A real-world use case exists at Clemson University, which is using NGC containers in conjunction with its own Palmetto HPC cluster. Palmetto has more than 2,000 Nvidia GPUs, some of which are the container-compatible V100s. Like any good academic HPC cluster, the system is used for scientific research in areas such as molecular dynamics, computational fluid dynamics, quantum chemistry, and deep learning. And like most systems of this ilk, it is in high demand from researchers.
Unfortunately, for these types of these environments, system administration is a full-time job. Researchers typically want the latest and greatest version of applications and libraries installed in order to take advantage of fixed bugs, new features, and performance tweaks. Some users, though, for reasons of compatibility or toolset limitations are tied to older versions of software. This makes administration a challenge, and in cases where different versions of the same libraries must co-exist, nearly impossible.

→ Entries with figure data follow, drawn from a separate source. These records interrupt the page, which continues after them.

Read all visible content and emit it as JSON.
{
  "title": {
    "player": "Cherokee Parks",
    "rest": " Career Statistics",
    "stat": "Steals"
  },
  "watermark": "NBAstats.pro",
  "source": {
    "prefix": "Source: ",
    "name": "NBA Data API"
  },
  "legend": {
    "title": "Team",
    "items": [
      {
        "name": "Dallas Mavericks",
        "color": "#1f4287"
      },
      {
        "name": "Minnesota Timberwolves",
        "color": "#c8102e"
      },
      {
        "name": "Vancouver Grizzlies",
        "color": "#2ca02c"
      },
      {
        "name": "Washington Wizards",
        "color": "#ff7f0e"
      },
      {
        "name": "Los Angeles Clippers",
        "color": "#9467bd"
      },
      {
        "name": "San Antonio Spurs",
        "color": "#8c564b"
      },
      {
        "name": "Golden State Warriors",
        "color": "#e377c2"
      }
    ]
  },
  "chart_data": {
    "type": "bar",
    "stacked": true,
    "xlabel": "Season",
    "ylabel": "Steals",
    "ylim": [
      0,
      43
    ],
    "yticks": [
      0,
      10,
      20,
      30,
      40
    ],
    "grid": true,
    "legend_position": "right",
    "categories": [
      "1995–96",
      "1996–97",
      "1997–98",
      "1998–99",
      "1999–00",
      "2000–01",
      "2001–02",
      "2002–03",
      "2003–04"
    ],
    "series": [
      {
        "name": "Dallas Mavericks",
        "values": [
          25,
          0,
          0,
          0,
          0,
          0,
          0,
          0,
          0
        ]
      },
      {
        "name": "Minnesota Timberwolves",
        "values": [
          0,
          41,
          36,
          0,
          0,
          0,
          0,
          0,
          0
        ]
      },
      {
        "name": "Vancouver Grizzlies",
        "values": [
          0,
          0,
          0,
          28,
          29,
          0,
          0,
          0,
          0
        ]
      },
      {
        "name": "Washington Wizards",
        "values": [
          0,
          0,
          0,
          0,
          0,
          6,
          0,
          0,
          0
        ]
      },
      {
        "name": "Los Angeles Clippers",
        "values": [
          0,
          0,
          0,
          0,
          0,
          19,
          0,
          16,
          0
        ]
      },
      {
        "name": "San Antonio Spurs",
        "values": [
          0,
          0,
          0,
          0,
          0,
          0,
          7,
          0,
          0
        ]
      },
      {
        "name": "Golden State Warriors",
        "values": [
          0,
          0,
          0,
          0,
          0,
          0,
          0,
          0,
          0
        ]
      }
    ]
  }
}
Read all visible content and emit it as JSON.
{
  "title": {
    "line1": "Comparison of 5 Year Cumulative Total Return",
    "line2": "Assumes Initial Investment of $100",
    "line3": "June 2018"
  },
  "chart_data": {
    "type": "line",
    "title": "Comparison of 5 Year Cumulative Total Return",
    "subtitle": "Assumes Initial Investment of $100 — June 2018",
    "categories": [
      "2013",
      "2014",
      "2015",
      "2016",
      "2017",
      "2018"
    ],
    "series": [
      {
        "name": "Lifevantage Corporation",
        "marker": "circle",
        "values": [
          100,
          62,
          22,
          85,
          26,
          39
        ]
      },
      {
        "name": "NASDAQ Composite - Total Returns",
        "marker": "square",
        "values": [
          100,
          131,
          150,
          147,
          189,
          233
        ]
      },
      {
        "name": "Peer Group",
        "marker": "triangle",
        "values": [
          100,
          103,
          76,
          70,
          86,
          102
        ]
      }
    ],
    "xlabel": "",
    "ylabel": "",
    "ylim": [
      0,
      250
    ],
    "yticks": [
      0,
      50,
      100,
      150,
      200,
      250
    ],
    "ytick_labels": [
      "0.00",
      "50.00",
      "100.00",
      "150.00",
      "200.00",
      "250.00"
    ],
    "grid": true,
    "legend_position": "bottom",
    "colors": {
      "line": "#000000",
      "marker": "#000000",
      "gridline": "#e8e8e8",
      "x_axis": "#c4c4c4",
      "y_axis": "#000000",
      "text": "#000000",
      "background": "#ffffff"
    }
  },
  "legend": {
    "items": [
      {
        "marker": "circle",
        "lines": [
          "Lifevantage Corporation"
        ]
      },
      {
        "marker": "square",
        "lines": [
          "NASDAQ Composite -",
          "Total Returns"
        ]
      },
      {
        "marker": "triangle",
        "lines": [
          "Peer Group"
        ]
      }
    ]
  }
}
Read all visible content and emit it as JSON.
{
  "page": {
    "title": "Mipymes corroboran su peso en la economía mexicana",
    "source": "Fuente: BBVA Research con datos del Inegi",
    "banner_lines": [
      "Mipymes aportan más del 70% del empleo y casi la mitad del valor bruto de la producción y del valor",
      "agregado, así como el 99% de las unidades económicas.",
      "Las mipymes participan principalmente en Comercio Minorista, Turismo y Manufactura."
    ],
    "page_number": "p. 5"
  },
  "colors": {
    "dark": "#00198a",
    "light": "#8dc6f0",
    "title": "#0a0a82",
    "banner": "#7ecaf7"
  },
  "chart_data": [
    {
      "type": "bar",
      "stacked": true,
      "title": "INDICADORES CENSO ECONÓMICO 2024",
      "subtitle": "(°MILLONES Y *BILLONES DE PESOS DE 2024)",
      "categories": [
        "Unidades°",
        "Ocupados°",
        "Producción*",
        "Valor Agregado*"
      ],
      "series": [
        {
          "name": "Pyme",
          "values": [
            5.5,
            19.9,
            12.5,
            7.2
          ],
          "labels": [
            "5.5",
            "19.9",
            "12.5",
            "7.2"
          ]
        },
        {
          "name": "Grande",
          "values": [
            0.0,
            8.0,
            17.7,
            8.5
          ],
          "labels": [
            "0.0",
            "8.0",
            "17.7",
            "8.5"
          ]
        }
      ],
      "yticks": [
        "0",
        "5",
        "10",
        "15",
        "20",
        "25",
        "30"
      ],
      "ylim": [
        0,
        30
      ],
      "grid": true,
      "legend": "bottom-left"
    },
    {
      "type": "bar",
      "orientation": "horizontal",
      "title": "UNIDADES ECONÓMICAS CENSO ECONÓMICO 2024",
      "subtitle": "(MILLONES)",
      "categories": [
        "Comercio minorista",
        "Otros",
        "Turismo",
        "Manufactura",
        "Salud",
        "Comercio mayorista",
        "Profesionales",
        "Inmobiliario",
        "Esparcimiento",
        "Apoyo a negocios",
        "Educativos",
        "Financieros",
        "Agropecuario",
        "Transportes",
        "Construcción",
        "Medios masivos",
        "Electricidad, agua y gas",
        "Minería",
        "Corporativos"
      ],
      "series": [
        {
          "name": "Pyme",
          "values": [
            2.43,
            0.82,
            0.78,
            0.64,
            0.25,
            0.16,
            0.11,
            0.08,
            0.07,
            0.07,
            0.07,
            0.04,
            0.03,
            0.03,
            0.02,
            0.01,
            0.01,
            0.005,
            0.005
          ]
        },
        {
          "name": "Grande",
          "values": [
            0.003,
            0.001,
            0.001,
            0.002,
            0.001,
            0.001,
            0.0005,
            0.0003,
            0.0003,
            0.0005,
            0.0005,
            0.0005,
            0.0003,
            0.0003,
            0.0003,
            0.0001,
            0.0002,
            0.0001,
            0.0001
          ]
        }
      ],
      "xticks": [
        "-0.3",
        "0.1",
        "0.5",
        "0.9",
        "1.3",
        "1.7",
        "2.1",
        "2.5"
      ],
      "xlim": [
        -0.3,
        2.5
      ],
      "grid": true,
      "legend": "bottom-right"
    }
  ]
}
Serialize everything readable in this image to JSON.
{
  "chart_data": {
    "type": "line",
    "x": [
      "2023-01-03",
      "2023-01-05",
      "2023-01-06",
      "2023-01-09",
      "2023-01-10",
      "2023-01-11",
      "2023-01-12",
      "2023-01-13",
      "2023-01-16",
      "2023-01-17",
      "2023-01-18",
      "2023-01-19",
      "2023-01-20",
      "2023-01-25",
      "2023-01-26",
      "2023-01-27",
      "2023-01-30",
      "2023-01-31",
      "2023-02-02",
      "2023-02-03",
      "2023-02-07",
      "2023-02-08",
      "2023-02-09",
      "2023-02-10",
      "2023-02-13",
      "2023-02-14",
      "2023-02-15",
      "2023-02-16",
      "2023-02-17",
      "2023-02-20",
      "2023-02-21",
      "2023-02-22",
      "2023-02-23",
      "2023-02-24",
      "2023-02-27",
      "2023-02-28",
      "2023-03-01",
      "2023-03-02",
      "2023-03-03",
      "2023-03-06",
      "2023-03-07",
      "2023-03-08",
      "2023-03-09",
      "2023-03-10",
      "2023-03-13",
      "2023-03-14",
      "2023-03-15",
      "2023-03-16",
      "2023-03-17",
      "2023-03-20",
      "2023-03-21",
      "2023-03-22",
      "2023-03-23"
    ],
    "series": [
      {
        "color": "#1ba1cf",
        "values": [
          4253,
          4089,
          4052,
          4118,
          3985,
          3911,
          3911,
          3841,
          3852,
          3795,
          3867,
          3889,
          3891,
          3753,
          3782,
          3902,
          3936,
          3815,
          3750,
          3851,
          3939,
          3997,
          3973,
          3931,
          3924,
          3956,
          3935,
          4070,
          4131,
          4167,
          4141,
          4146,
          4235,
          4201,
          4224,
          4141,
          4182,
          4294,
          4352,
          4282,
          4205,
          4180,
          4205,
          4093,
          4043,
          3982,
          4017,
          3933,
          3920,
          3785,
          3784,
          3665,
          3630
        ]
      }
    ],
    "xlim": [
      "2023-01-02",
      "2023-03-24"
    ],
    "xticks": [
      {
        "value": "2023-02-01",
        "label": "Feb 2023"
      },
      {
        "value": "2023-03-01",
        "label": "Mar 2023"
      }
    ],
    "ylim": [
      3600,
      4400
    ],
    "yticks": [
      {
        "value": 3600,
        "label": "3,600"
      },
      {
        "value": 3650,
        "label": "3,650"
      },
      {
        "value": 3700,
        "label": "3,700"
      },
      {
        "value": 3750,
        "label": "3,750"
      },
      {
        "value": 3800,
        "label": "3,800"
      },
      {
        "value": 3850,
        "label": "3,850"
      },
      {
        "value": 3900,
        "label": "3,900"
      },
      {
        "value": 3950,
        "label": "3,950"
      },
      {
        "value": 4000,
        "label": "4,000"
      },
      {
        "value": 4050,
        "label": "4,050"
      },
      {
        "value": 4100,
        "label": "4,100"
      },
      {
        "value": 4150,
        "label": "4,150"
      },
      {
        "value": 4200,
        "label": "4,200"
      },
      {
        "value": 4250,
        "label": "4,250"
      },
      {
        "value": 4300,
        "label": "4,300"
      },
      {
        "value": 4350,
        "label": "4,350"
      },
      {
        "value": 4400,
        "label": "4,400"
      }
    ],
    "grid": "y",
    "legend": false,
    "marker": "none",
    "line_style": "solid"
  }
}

By adopting NGC containers at Clemson, researchers were able to avoid these kinds of conflicts. More importantly, they were able to bypass the fuss of system administration and bring up applications on their own using the relevant NGC container. According to Ashwin Srinath, a research facilitator in Clemson’s IT department, by spending less time on installing software, his group was able to devote more time to help researchers improve their workflows and parallelize their codes.
He noted that a half-day installation of GROMACS, a widely used molecular dynamics code, was reduced to minutes by using the containerized version. Srinath said that ratio of time savings is fairly typical when you compare bare metal installations with NGC containers. For trickier installations, though, even more time can be recovered. Srinath recalled it took two weeks to install Caffe on the cluster the first he tried versus the few minutes when it was brought in via a container.
Besides in-house clusters like Palmetto, the NGC containers can also be run on GPU-accelerated servers in most of the big public clouds, including Amazon Web Services, Microsoft Azure, the Google Cloud Platform and the Oracle Cloud. Nvidia has also qualified a number of HPC systems that they deem “NGC-Ready.” At present, they include the Cray CS Storm NX, HPE Apollo 6500, Dell EMC PowerEdge C4140, Atos BullSequana X1125, Cisco UCS C480ML, and Supermicro SYS-4029GP-TVRT. The containers are qualified for Nvidia’s own DGX platform.
While it might seem like a lot of trouble to continually integrate updated software for the NGC containers and maintain compatibility with the growing number of hardware environments, this approach is very much in the Nvidian DNA. More than anything else, GPU computing at Nvidia has been a software-centric endeavor, the idea being to make it as simple and painless as possible for users to take advantage of their coprocessors. Thus far, it’s proven to be a winning strategy.